The Roving Activist’s Blog

My dad, Ricky Dale Bozeman, passed away on Friday, July 7, 2006. This post is dedicated to him because though he was a sweet, shy, yet, funny and loving guy, I feel that his most amazing work was done after he got sick. Sometimes, I’m not sure if he realized that he’d become an example of the positive aspects of independent living.

Popz, and his doctor, Stuart Ferguson

Popz was born in North Carolina, but moved to Colorado after he married my mum, Alice. Though shy when first meeting folks, once he got to know you, his generosity, and sense of humor would shine through. He was a fabulous cook (one of his specialties was homemade pumpkin bread), a great handyman, and he loved cats, dogs, and kids. Popz loved working on cars and motorcycles, and would often fix somebody’s ride for little or nothing.

Though he came from a part of the country that wasn’t particularly diverse, once he came to Colorado, Popz made friends from all backgrounds, races, abilities, and orientations. If he loved you, well, the rest didn’t matter. He was just as proud of me as the rest of the kids, and didn’t mind saying so.

Popz was a TV buff, and had a huge collection of movies. He loved country music, R&B oldies, some Bob Marley stuff, and old school pop. An avid Star Trek fan, he had all the Star Trek novels and movies, as well as other sci-fi stuff.

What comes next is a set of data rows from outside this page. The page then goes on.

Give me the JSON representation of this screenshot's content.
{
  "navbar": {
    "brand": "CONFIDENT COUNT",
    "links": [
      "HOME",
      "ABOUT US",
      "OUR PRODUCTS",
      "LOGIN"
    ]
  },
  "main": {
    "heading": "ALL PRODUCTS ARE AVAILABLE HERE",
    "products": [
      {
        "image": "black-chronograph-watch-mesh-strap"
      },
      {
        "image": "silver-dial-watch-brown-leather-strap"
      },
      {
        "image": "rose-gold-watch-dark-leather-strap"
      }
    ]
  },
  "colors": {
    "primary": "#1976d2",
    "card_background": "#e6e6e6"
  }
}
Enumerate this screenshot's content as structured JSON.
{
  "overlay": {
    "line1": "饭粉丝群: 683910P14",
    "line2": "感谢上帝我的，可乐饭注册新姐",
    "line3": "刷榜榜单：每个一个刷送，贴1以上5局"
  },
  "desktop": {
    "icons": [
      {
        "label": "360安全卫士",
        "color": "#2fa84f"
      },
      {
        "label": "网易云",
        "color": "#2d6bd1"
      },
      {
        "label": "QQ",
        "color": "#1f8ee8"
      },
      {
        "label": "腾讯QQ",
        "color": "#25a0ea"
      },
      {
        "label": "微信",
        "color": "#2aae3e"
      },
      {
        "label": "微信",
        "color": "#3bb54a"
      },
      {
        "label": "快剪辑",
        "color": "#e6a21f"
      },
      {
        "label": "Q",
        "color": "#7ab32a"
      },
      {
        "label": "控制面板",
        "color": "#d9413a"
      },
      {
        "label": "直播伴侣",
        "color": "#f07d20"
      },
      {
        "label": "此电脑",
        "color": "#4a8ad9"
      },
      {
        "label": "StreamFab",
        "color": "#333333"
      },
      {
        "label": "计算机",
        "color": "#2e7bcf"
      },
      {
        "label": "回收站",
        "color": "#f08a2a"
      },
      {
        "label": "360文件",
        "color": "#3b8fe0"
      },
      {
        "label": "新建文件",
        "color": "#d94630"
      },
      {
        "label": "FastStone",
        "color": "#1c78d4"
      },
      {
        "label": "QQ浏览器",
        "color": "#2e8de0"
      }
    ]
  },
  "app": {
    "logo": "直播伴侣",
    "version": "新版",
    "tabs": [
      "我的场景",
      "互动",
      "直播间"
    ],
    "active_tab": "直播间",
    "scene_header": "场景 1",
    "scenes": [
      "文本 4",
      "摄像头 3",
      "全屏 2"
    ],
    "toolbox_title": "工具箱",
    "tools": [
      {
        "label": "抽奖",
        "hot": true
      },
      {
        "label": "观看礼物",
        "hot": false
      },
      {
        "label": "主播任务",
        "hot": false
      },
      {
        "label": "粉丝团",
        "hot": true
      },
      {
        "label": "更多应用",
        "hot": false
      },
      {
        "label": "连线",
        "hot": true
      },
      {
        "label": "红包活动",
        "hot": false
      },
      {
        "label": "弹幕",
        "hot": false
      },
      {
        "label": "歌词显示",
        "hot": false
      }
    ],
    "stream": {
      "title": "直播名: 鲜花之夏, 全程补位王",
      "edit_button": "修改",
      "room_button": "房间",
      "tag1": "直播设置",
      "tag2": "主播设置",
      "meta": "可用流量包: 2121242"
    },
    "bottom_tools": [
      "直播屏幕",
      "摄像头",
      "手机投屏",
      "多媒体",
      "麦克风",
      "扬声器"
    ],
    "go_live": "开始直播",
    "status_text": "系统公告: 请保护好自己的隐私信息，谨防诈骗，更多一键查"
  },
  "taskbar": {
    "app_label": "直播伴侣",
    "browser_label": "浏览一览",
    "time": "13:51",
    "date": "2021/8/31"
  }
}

I loved being with Popz. Sometimes, we’d just sit around doing nothing, and sometimes, we’d go for a ride, and listen to music. Sometimes, we’d have lively debates, and sometimes, I’d just listen. Shopping was always cool because one or both of us would be involved in some rather memorable antics. I loved to watch him carving wooden plaques and other beautiful objects. He’d find an intereting looking piece of wood near his home on the mountains, and I’d watch him transform it into a work of art. He never sold these pieces, but gave them away to family and friends.

Popz loved the outdoors, and back in the day, would often go camping with my mum. He loved the wild beauty of the Colorado mountains–the elk, and deer, and the aspens turning colors in the fall. To Popz, the mountains were his home, and he never imagined himself leaving, but his body had other plans…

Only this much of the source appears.